Социал-демократы действительно вооружались. Делали они это вполне легально. Особых ограничений на приобретение оружия в империи не было, и активист профсоюза плотников Павел Кулагин просто купил револьвер в магазине Керна за 20 рублей.[405]
Это была сумма, сравнимая с двухнедельной зарплатой рабочего. Прошел разговор, что часть денег дали опасавшиеся погромов астраханские евреи.Революционная романтика охватила учебные заведения. Реалист Мильчик, проживавший в доме Пухова на Знаменской улице,[406]
«имеет постоянно при себе ручные бомбы, которые хранит в мешочке около кармана брюк на поясе», сообщал агент Жандармского управления. Вряд ли такой пояс шахида имел место быть на самом случае, но в реальном училище среди воспитанников младших (!) классов действительно был произведен сбор средств для приобретения револьверов.[407]В десять утра 17 октября бастующие семинаристы пришли в храм св. Владимира. Туда же собралось до трехсот сторонников РСДРП. После встречи двумя колоннами люди пошли в центр города, сопровождаемые конной и пешей полицией.

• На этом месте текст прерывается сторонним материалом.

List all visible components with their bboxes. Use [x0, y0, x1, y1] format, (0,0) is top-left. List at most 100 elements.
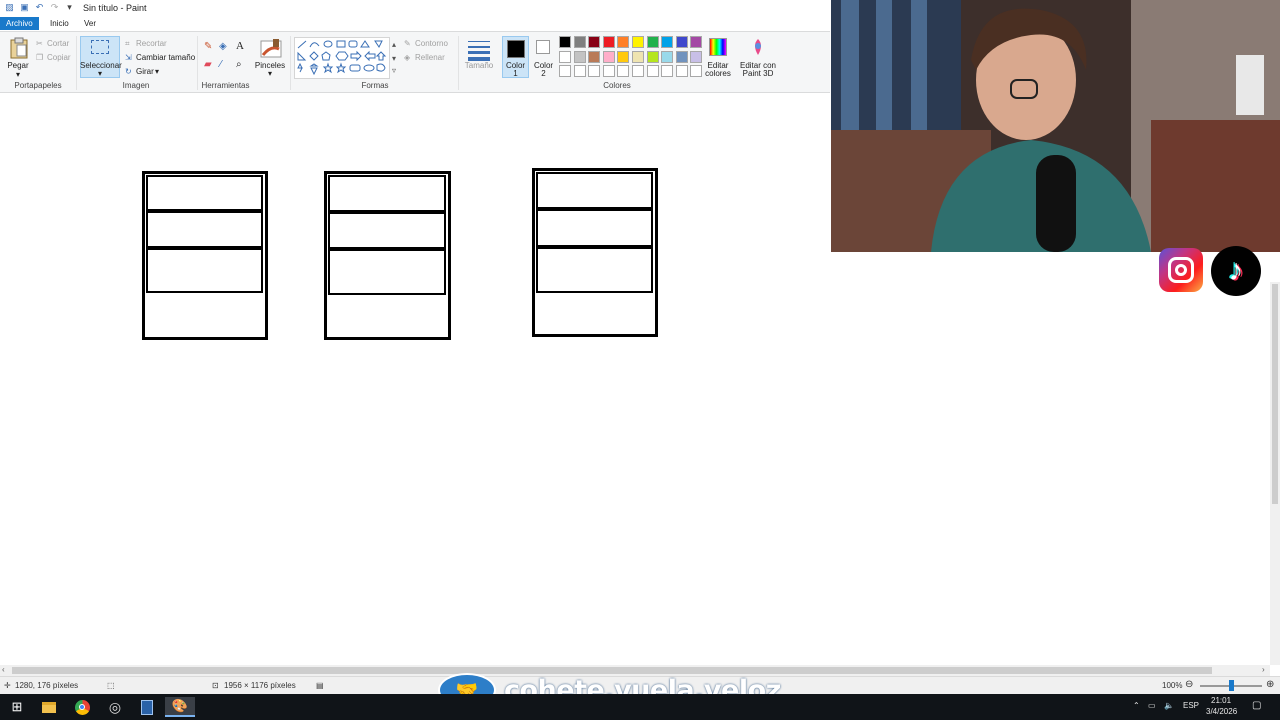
taskbar: ⊞ ◎ 🎨 ⌃ ▭ 🔈 ESP 21:01 3/4/2026 ▢	[0, 694, 1280, 720]
magnifier-icon[interactable]: ⌕	[236, 59, 242, 70]
palette-swatch[interactable]	[559, 65, 571, 77]
notifications-icon[interactable]: ▢	[1252, 700, 1261, 711]
zoom-slider-thumb[interactable]	[1229, 680, 1234, 691]
color-picker-icon[interactable]: ⁄	[220, 59, 222, 70]
palette-swatch[interactable]	[646, 36, 659, 48]
palette-swatch[interactable]	[573, 36, 586, 48]
palette-swatch[interactable]	[661, 65, 674, 77]
brushes-dropdown-icon[interactable]: ▾	[266, 69, 274, 78]
scroll-left-icon[interactable]: ‹	[2, 665, 5, 674]
obs-icon[interactable]: ◎	[100, 697, 130, 717]
shapes-more-icon[interactable]: ▿	[392, 66, 396, 75]
brushes-button[interactable]	[259, 37, 283, 59]
outline-button[interactable]: Contorno	[415, 39, 448, 48]
palette-swatch[interactable]	[646, 50, 659, 63]
fill-icon[interactable]: ◈	[404, 53, 410, 62]
edit-colors-icon[interactable]	[709, 38, 727, 56]
scrollbar-thumb[interactable]	[1272, 284, 1278, 504]
file-size-icon: ▤	[316, 681, 324, 690]
zoom-slider[interactable]	[1200, 680, 1262, 691]
paint-app-icon: ▨	[5, 2, 14, 12]
zoom-out-icon[interactable]: ⊖	[1185, 679, 1193, 690]
paint3d-icon[interactable]	[751, 38, 765, 56]
redo-icon[interactable]: ↷	[49, 2, 60, 13]
palette-swatch[interactable]	[588, 50, 601, 63]
rotate-icon[interactable]: ↻	[125, 67, 132, 76]
shapes-gallery[interactable]	[294, 37, 390, 79]
outline-icon[interactable]: ✎	[404, 39, 411, 48]
tray-expand-icon[interactable]: ⌃	[1133, 701, 1140, 710]
cursor-icon: ✛	[4, 681, 11, 690]
copy-icon[interactable]: ❐	[36, 53, 43, 62]
vertical-scrollbar[interactable]	[1270, 282, 1280, 665]
palette-swatch[interactable]	[602, 50, 615, 63]
colors-group-label: Colores	[603, 81, 631, 90]
palette-swatch[interactable]	[690, 36, 703, 48]
palette-swatch[interactable]	[661, 36, 674, 48]
resize-button[interactable]: Cambiar tamaño	[136, 53, 195, 62]
color2-swatch[interactable]	[536, 40, 550, 54]
palette-swatch[interactable]	[632, 65, 644, 77]
cut-button[interactable]: Cortar	[47, 39, 69, 48]
copy-button[interactable]: Copiar	[47, 53, 71, 62]
paste-dropdown-icon[interactable]: ▾	[14, 70, 22, 79]
size-lines-icon[interactable]	[468, 40, 490, 61]
palette-swatch[interactable]	[588, 65, 601, 77]
tab-view[interactable]: Ver	[78, 17, 102, 30]
palette-swatch[interactable]	[602, 36, 615, 48]
palette-swatch[interactable]	[588, 36, 601, 48]
palette-swatch[interactable]	[632, 36, 644, 48]
clock-time[interactable]: 21:01	[1211, 696, 1231, 705]
palette-swatch[interactable]	[559, 36, 571, 48]
palette-swatch[interactable]	[661, 50, 674, 63]
palette-swatch[interactable]	[617, 50, 630, 63]
file-explorer-icon[interactable]	[34, 697, 64, 717]
volume-icon[interactable]: 🔈	[1164, 701, 1174, 710]
crop-icon[interactable]: ⌗	[125, 39, 130, 49]
paste-button[interactable]	[8, 36, 30, 60]
shapes-scroll-up-icon[interactable]: ▴	[392, 40, 396, 49]
menu-bar: Archivo Inicio Ver	[0, 15, 830, 31]
windows-start-icon[interactable]: ⊞	[2, 697, 32, 717]
select-dropdown-icon[interactable]: ▾	[96, 69, 104, 78]
cut-icon[interactable]: ✂	[36, 39, 43, 48]
text-icon[interactable]: A	[236, 40, 244, 52]
palette-swatch[interactable]	[573, 50, 586, 63]
calculator-icon[interactable]	[132, 697, 162, 717]
palette-swatch[interactable]	[559, 50, 571, 63]
eraser-icon[interactable]: ▰	[204, 59, 212, 70]
palette-swatch[interactable]	[617, 36, 630, 48]
network-icon[interactable]: ▭	[1148, 701, 1156, 710]
palette-swatch[interactable]	[573, 65, 586, 77]
pencil-icon[interactable]: ✎	[204, 41, 212, 52]
shapes-group-label: Formas	[361, 81, 389, 90]
tab-file[interactable]: Archivo	[0, 17, 39, 30]
shapes-scroll-down-icon[interactable]: ▾	[392, 54, 396, 63]
fill-button[interactable]: Rellenar	[415, 53, 445, 62]
resize-icon[interactable]: ⇲	[125, 53, 132, 62]
palette-swatch[interactable]	[646, 65, 659, 77]
save-icon[interactable]: ▣	[19, 2, 30, 13]
palette-swatch[interactable]	[632, 50, 644, 63]
crop-button[interactable]: Recortar	[136, 39, 167, 48]
palette-swatch[interactable]	[675, 50, 688, 63]
paint-taskbar-icon[interactable]: 🎨	[165, 697, 195, 717]
zoom-in-icon[interactable]: ⊕	[1266, 679, 1274, 690]
rotate-button[interactable]: Girar	[136, 67, 154, 76]
customize-quick-access-icon[interactable]: ▾	[64, 2, 75, 13]
language-indicator[interactable]: ESP	[1183, 701, 1199, 710]
palette-swatch[interactable]	[617, 65, 630, 77]
chrome-icon[interactable]	[67, 697, 97, 717]
tab-home[interactable]: Inicio	[44, 17, 75, 30]
paint3d-label2: Paint 3D	[742, 69, 774, 78]
clock-date[interactable]: 3/4/2026	[1206, 707, 1237, 716]
fill-bucket-icon[interactable]: ◈	[219, 41, 227, 52]
palette-swatch[interactable]	[675, 65, 688, 77]
drawn-shelf-2	[324, 171, 451, 340]
scroll-right-icon[interactable]: ›	[1262, 665, 1265, 674]
tools-group-label: Herramientas	[201, 81, 250, 90]
rotate-dropdown-icon[interactable]: ▾	[155, 67, 159, 76]
palette-swatch[interactable]	[675, 36, 688, 48]
palette-swatch[interactable]	[602, 65, 615, 77]
undo-icon[interactable]: ↶	[34, 2, 45, 13]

В 12.30 они вновь встретились в губернаторском саду, где попытались спеть Марсельезу, но были рассеяны полицией.[408]
В тот же день прошла стачка типографских рабочих. Но новости, пришедшие вечером из столицы, затмили все текущие события и открыли совершенно новую страницу в истории борьбы за перемены.

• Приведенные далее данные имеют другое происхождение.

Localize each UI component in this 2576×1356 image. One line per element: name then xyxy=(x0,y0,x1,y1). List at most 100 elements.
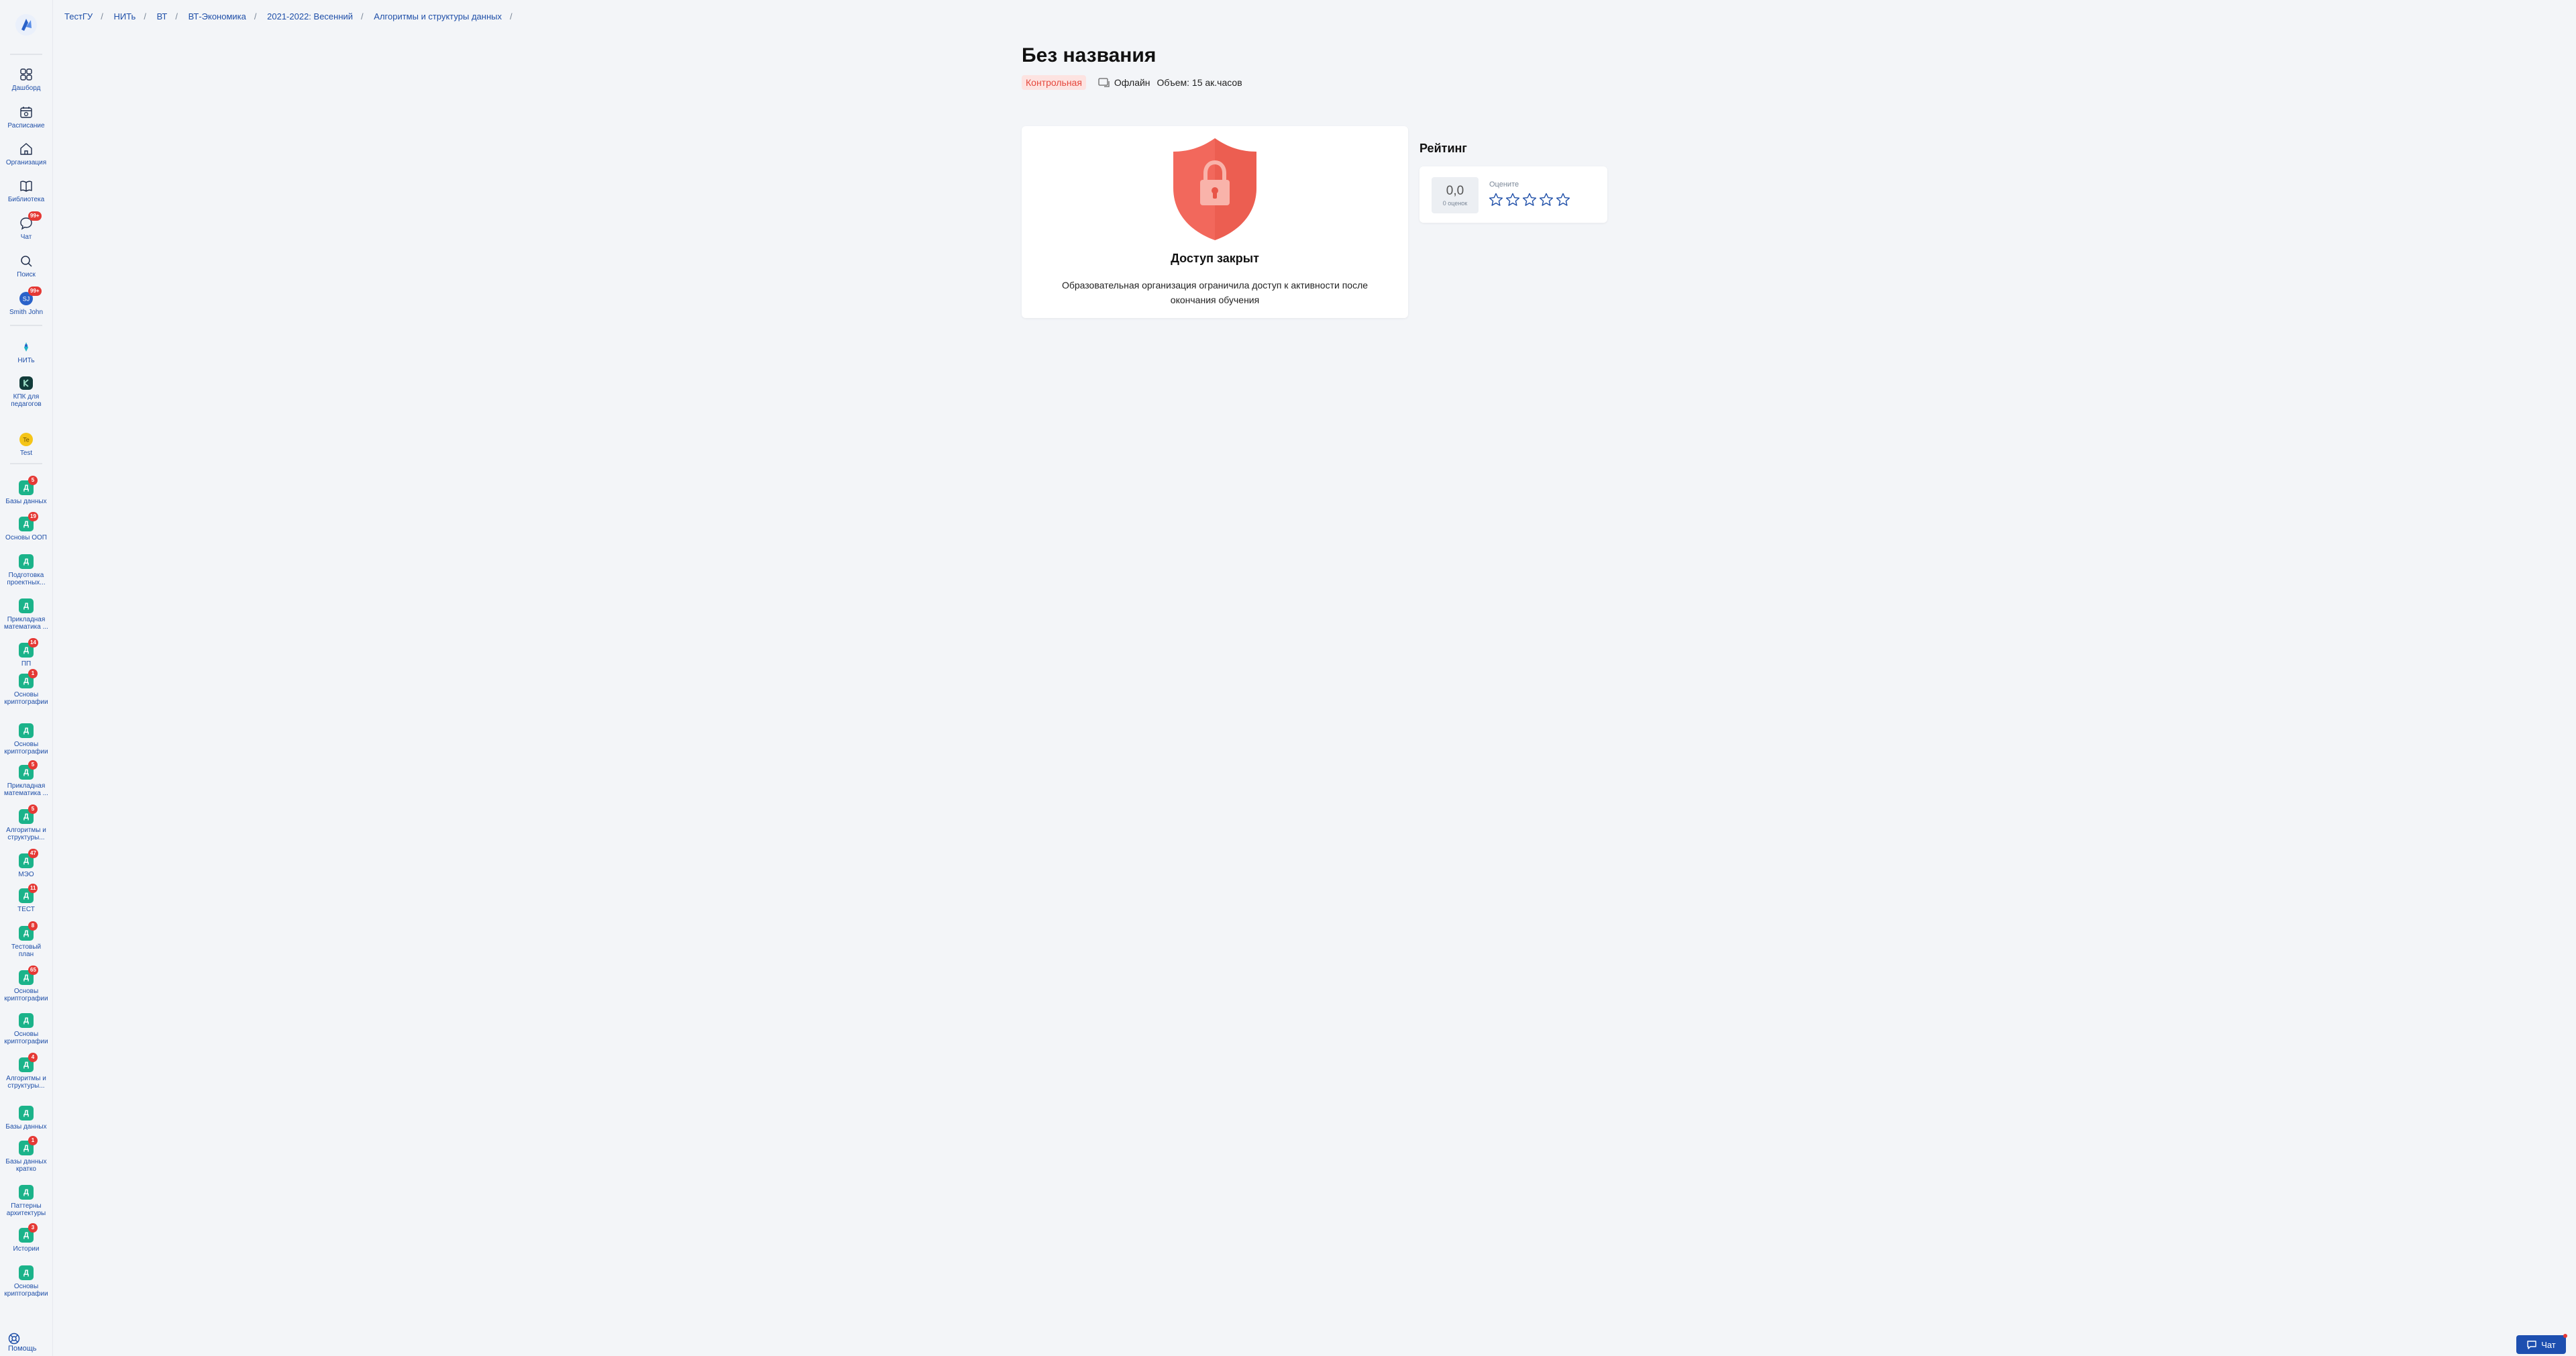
course-tile-icon xyxy=(19,1185,34,1200)
avatar: SJ 99+ xyxy=(19,286,42,306)
sidebar-item-4[interactable]: Библиотека xyxy=(0,178,52,203)
rating-star-icon[interactable] xyxy=(1521,192,1538,208)
nav-label: НИТь xyxy=(17,357,35,364)
search-icon xyxy=(19,254,34,268)
sidebar-item-7[interactable]: SJ 99+ Smith John xyxy=(0,286,52,316)
breadcrumb-item[interactable]: ТестГУ xyxy=(64,11,93,21)
chat-bubble-icon xyxy=(2527,1341,2536,1349)
sidebar-course-item[interactable]: 4 Алгоритмы и структуры... xyxy=(0,1053,52,1090)
notification-badge: 5 xyxy=(28,804,38,814)
sidebar-item-2[interactable]: Расписание xyxy=(0,105,52,129)
svg-text:Te: Te xyxy=(23,437,30,444)
course-icon: 4 xyxy=(19,1053,38,1072)
course-icon: 8 xyxy=(19,921,38,941)
breadcrumb-item[interactable]: ВТ-Экономика xyxy=(189,11,246,21)
sidebar-course-item[interactable]: Подготовка проектных... xyxy=(0,554,52,586)
nav-label: Базы данных xyxy=(5,498,47,505)
sidebar-item-3[interactable]: Организация xyxy=(0,142,52,166)
course-icon: 1 xyxy=(19,1136,38,1155)
nav-label: Базы данных кратко xyxy=(5,1158,47,1173)
sidebar-course-item[interactable]: 8 Тестовый план xyxy=(0,921,52,958)
sidebar-org-item[interactable]: НИТь xyxy=(0,340,52,364)
notification-badge: 5 xyxy=(28,760,38,770)
course-icon: 3 xyxy=(19,1223,38,1243)
nav-label: Основы криптографии xyxy=(4,741,48,755)
course-icon: 5 xyxy=(19,804,38,824)
activity-volume: Объем: 15 ак.часов xyxy=(1157,77,1242,88)
sidebar-course-item[interactable]: 5 Прикладная математика ... xyxy=(0,760,52,797)
sidebar-course-item[interactable]: 14 ПП xyxy=(0,638,52,668)
nav-label: Smith John xyxy=(9,309,44,316)
chat-button-label: Чат xyxy=(2541,1339,2556,1350)
sidebar-course-item[interactable]: Паттерны архитектуры xyxy=(0,1185,52,1217)
notification-badge: 1 xyxy=(28,669,38,678)
nav-label: Подготовка проектных... xyxy=(7,572,46,586)
sidebar-course-item[interactable]: Основы криптографии xyxy=(0,723,52,755)
sidebar-course-item[interactable]: 3 Истории xyxy=(0,1223,52,1253)
sidebar-course-item[interactable]: 1 Базы данных кратко xyxy=(0,1136,52,1173)
course-icon xyxy=(19,554,34,569)
sidebar-course-item[interactable]: Базы данных xyxy=(0,1106,52,1131)
rating-title: Рейтинг xyxy=(1419,142,1467,155)
locked-title: Доступ закрыт xyxy=(1171,252,1259,265)
sidebar-course-item[interactable]: 65 Основы криптографии xyxy=(0,966,52,1002)
rating-star-icon[interactable] xyxy=(1555,192,1571,208)
notification-badge: 3 xyxy=(28,1223,38,1233)
sidebar-course-item[interactable]: Основы криптографии xyxy=(0,1013,52,1045)
nav-label: Основы криптографии xyxy=(4,1031,48,1045)
course-icon: 14 xyxy=(19,638,38,658)
sidebar-course-item[interactable]: 5 Базы данных xyxy=(0,476,52,505)
chat-button[interactable]: Чат xyxy=(2516,1334,2567,1354)
nav-label: Тестовый план xyxy=(11,943,42,958)
sidebar-item-5[interactable]: 99+ Чат xyxy=(0,211,52,241)
svg-text:SJ: SJ xyxy=(23,296,30,303)
sidebar-course-item[interactable]: 19 Основы ООП xyxy=(0,512,52,541)
app-logo-icon[interactable] xyxy=(15,13,38,36)
breadcrumb-item[interactable]: 2021-2022: Весенний xyxy=(267,11,353,21)
rating-stars xyxy=(1488,192,1572,208)
course-icon xyxy=(19,598,34,613)
activity-meta: Контрольная Офлайн Объем: 15 ак.часов xyxy=(1022,75,1242,90)
rating-star-icon[interactable] xyxy=(1505,192,1521,208)
activity-type-tag: Контрольная xyxy=(1022,75,1086,90)
course-tile-icon xyxy=(19,723,34,738)
course-icon xyxy=(19,1265,34,1280)
rating-star-icon[interactable] xyxy=(1488,192,1504,208)
activity-mode: Офлайн xyxy=(1114,77,1150,88)
sidebar-item-6[interactable]: Поиск xyxy=(0,254,52,278)
course-icon xyxy=(19,1106,34,1120)
sidebar-course-item[interactable]: Основы криптографии xyxy=(0,1265,52,1298)
help-link[interactable]: Помощь xyxy=(8,1333,52,1353)
access-locked-card: Доступ закрыт Образовательная организаци… xyxy=(1022,126,1408,318)
sidebar-course-item[interactable]: 47 МЭО xyxy=(0,849,52,878)
nav-label: Организация xyxy=(5,159,47,166)
notification-badge: 99+ xyxy=(28,286,42,296)
breadcrumb-item[interactable]: Алгоритмы и структуры данных xyxy=(374,11,502,21)
nav-label: ТЕСТ xyxy=(17,906,35,913)
test-logo-icon: Te xyxy=(19,432,34,447)
notification-badge: 1 xyxy=(28,1136,38,1145)
nav-label: КПК для педагогов xyxy=(11,393,42,408)
nav-label: Дашборд xyxy=(11,85,41,92)
sidebar: Дашборд Расписание Организация Библиотека 99… xyxy=(0,0,53,1356)
sidebar-course-item[interactable]: 1 Основы криптографии xyxy=(0,669,52,706)
sidebar-course-item[interactable]: 11 ТЕСТ xyxy=(0,884,52,913)
sidebar-course-item[interactable]: 5 Алгоритмы и структуры... xyxy=(0,804,52,841)
course-icon: 11 xyxy=(19,884,38,903)
notification-badge: 99+ xyxy=(28,211,42,221)
dashboard-icon xyxy=(19,67,34,82)
sidebar-item-1[interactable]: Дашборд xyxy=(0,67,52,92)
nav-label: ПП xyxy=(21,660,32,668)
sidebar-course-item[interactable]: Прикладная математика ... xyxy=(0,598,52,631)
sidebar-org-item[interactable]: КПК для педагогов xyxy=(0,376,52,408)
nav-label: Прикладная математика ... xyxy=(4,782,48,797)
course-icon: 19 xyxy=(19,512,38,531)
breadcrumb-item[interactable]: ВТ xyxy=(157,11,168,21)
rating-star-icon[interactable] xyxy=(1538,192,1554,208)
nav-label: Истории xyxy=(13,1245,40,1253)
sidebar-org-item[interactable]: Te Test xyxy=(0,432,52,457)
org-logo-icon xyxy=(19,340,34,354)
nav-label: Алгоритмы и структуры... xyxy=(6,827,46,841)
breadcrumb: ТестГУ / НИТь / ВТ / ВТ-Экономика/ 2021-202… xyxy=(64,11,513,21)
breadcrumb-item[interactable]: НИТь xyxy=(113,11,136,21)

Октябрьский манифест и выступления в Астрахани
17 октября Николай II был вынужден подписать «Манифест об усовершенствовании государственного порядка». Царь вводил парламент, сохранив, впрочем, за собой право вето на принятые парламентом законы, провозглашал свободу собраний, митингов, слова, профсоюзов и вероисповедания. На следующий день все обсуждали только эту новость. «Рабочие торжествовали, – вспоминал Мосин. – Пошли поздравлять друг друга с победой. Всем хотелось бежать в город и присоединиться скорее к общей рабочей массе».[409]
На манифест незамедлительно откликнулись социал-демократы. «К революции, граждане! Долой монархию! Да здравствует учредительное собрание! Да здравствует социализм!», – именно с таким текстом в своей листовке они обратились к астраханцам.[410]
18 октября сотни астраханцев под пение «Рабочей Марсельезы» собрались в Губернаторском саду. Листовки с текстом на мотив французской песни напечатали обе революционные партии.
Лидер социал-демократов Гирш Голландский произнес «горячую речь». Он говорил, что царский манифест есть результат долголетней борьбы социал-демократов, а не доброй воли монархии. «Доказанную таким образом слабость правительства следует использовать и вырвать у него дальнейшие уступки».[411]
Владимир Сарабьянов предложил пройти к дому губернатора, на что собравшиеся откликнулись с большим воодушевлением. Впереди шел Александр Поспелов и нес красный флаг РСДРП. У резиденции главы губернии Сарабьянов произнес речь, которая пришлась людям столь по душе, что Сарабьянова даже качали на руках.[412]
Мосин и его товарищи на следующий день отправились всем коллективом на пароходе в город. Администрация предприятия согласилась оплатить им этот день как праздничный.
Утром 19 октября социал-демократы и рабочие активисты пошли закрывать магазины и предприятия. То есть они приходили и предлагали сотрудникам приостановить работу и пойти на митинг. Сотрудники охотно откликались. В стране происходили грандиозные перемены и разговор шел только о них.
В целом все проходило по плану, но на Косе у группы Михаила Непряхина возник конфликт с извозчиками. Непряхину попало крюком по лицу.
Куда с большим успехом действовал Аршак Маркарьянц, возглавлявший боевую дружину партии. Вместе с большой группой горожан он обходил магазины, заставляя их закрываться один за другим. Маркарьянцу пытался помешать начальник полиции, без всякого результата. Жандармы с обидой отметили в деле: «Маркарьянц человек прямолинейный, нетерпимый к чужому мнению и весьма упрямый».[413]